What happened to me in Albany was not the promised “pat-down.” It was a full search conducted in full public view. It was also one of the most flawed searches I have ever witnessed.
From the outset, it was very clear that the screener would have preferred to be anywhere else. She acted as if she was afraid of me, though given that I had set myself apart as apparently crazy, perhaps I cannot blame her. With rubber-gloved hands she checked my head, my arms, my legs, my buttocks (and discovered a pen that had fallen into one of my pockets) and even the bottom of my feet. Perhaps in a nod to decorum, she did not check my crotch, my armpits or either breast area.
Here was a big problem: an effective search cannot nod to decorum.
Emphasis added. That is the nub of the matter. Either we do searches that cannot be circumvented, or we maintain our freedom and our dignity. We cannot do both. We must choose.

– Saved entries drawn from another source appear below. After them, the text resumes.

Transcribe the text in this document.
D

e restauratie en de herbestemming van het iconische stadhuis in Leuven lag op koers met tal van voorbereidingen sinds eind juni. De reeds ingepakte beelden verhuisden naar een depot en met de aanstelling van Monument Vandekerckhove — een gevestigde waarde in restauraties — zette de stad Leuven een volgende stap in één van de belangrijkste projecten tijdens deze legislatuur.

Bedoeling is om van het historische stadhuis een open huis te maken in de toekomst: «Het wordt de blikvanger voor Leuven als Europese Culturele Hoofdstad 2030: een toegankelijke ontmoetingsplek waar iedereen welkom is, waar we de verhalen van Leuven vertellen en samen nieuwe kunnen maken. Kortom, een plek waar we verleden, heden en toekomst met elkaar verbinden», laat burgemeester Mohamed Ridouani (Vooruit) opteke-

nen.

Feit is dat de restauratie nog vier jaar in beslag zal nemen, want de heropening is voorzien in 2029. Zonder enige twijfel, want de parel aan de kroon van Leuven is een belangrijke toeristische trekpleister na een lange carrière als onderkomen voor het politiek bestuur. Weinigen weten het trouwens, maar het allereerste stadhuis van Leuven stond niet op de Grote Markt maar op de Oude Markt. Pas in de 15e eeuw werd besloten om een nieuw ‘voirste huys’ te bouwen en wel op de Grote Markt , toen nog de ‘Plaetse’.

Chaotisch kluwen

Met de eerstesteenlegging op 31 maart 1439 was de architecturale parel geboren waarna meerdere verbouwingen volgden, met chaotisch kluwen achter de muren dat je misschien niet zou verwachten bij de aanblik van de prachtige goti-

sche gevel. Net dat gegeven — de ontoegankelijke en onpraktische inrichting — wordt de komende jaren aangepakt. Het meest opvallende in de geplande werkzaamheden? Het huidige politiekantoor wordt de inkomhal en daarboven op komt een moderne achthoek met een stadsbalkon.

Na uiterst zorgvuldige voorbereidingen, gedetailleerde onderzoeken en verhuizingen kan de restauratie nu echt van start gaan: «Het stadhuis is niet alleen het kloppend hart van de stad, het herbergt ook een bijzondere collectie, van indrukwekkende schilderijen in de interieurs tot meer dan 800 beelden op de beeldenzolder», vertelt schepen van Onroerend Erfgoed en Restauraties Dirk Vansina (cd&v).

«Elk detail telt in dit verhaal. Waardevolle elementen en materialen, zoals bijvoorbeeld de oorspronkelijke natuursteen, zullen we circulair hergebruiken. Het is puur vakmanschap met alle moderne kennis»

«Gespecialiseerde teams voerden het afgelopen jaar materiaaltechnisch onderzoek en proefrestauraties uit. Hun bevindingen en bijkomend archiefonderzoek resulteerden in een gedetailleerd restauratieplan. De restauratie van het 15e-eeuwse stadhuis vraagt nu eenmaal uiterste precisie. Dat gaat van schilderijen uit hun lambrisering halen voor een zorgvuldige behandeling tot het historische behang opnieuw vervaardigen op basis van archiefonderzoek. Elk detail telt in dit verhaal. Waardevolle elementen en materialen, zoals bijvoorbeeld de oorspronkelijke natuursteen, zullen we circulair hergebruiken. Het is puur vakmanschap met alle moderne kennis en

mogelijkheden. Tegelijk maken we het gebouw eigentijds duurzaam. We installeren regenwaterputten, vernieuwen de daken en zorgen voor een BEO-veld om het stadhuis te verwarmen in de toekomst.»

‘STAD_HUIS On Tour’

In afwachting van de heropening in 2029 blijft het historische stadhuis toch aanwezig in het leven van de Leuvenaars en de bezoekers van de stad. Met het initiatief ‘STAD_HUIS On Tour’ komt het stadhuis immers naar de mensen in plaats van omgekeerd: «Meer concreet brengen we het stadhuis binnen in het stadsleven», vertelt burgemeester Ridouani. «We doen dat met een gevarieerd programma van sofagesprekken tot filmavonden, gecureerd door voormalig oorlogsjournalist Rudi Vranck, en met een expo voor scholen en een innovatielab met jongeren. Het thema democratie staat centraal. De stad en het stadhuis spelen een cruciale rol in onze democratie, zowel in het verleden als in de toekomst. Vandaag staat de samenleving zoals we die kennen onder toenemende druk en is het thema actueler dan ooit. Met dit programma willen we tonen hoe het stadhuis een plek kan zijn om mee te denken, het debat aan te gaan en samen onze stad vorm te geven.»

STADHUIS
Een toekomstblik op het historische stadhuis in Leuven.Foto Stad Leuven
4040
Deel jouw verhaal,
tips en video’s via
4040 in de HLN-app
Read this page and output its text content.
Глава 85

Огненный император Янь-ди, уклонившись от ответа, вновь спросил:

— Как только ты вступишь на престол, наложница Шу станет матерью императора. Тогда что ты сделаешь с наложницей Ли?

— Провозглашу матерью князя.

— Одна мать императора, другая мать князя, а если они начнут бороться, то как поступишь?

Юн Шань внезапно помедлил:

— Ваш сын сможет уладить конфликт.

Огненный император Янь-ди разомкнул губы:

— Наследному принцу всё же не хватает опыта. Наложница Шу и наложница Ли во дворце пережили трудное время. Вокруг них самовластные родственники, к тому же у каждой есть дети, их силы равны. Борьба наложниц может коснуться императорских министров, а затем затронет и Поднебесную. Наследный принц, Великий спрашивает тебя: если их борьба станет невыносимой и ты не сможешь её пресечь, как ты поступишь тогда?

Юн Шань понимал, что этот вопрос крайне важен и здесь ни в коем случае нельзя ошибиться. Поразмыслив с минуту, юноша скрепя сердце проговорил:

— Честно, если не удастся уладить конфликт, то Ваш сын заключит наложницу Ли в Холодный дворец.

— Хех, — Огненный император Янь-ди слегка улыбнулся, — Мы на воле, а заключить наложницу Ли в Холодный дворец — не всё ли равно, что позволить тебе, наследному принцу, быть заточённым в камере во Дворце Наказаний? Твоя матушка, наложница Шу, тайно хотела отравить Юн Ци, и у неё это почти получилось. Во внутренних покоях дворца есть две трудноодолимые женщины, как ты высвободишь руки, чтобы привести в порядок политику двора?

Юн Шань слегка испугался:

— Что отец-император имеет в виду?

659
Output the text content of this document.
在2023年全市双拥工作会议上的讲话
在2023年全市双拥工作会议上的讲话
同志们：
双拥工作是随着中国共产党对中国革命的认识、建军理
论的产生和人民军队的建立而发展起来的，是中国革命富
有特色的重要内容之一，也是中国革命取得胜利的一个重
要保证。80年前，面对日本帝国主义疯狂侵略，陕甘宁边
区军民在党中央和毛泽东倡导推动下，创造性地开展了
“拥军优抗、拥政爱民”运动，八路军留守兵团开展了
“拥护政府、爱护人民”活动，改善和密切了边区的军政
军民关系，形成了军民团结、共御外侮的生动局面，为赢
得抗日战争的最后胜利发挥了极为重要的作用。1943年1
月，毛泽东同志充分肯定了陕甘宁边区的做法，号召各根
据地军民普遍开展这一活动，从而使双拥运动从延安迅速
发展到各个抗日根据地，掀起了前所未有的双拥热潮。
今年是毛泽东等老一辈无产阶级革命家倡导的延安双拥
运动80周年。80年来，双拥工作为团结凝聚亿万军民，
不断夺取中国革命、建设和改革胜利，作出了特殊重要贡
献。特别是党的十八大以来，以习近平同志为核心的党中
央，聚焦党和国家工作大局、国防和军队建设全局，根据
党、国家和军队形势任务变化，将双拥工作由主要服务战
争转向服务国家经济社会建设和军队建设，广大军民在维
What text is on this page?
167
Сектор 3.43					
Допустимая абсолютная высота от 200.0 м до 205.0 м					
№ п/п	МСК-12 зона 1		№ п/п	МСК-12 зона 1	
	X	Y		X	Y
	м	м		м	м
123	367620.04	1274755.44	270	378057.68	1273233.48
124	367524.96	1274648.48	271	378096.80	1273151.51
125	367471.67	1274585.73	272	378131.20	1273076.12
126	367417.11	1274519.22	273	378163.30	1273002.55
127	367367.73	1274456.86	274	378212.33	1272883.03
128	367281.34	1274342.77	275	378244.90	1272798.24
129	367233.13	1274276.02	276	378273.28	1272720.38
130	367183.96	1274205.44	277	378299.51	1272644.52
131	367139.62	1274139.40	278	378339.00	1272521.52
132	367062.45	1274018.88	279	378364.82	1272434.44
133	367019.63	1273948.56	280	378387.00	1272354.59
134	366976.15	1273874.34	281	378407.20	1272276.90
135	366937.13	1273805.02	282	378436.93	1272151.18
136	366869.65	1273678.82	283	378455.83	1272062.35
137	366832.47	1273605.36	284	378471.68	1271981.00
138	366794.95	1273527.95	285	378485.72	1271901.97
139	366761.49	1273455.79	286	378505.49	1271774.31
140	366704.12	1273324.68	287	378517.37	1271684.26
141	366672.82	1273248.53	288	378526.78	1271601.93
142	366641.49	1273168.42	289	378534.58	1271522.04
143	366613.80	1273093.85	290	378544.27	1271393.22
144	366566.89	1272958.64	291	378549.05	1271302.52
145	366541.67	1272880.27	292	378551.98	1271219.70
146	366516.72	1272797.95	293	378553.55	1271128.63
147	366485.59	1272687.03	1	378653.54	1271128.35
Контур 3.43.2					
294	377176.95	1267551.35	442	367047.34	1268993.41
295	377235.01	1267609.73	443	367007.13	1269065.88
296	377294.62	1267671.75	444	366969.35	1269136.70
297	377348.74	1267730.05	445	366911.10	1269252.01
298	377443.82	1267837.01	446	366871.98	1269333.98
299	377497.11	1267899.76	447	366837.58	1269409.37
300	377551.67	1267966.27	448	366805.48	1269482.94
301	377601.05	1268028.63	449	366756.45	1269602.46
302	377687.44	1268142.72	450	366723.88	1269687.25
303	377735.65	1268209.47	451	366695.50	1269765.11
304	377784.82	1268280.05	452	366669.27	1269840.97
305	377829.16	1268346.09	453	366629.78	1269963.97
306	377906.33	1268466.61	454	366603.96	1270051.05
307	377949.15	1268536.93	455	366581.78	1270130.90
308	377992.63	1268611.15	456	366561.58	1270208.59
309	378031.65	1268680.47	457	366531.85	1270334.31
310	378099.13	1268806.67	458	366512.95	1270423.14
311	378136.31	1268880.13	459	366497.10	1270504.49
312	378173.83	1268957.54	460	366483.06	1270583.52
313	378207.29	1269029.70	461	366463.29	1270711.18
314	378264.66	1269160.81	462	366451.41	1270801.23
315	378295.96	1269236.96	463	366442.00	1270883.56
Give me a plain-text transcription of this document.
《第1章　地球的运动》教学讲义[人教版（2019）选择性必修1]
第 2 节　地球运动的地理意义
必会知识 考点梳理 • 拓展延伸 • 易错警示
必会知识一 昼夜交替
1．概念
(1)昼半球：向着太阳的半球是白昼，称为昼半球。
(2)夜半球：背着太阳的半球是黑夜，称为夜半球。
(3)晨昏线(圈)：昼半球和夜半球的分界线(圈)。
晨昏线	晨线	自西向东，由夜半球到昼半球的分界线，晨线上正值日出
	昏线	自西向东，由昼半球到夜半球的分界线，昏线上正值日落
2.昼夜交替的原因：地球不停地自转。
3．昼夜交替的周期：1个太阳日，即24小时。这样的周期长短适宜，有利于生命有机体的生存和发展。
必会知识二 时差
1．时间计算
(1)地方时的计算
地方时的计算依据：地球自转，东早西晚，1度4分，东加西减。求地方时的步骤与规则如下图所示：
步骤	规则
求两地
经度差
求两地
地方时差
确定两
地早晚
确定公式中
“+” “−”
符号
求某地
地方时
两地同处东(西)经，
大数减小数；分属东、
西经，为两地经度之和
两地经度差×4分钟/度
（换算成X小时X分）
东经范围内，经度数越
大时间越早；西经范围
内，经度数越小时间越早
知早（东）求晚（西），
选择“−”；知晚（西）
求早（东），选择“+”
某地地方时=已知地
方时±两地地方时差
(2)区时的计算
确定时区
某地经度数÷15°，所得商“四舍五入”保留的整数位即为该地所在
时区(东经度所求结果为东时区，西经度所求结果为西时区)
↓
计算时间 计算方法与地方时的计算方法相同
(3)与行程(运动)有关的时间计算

You forget that even with the intrusive search you are no safer than without it.
ReplyDeleteSo why not have our freedom AND our safety.
Also remember what you are trying to "keep safe" -> your freedom!
> You forget that even with the intrusive search you are no safer than without it.
ReplyDeleteOh no, I didn't forget that. But that's another argument, and a much more difficult one to make. Most people believe that searches make you safer. It's intuitively plausible that searches make you safer. It might even be true that searches make you (marginally) safer. It's a rhetorical rabbit hole, and you don't need to go down it to make the argument that searches ought not to be done.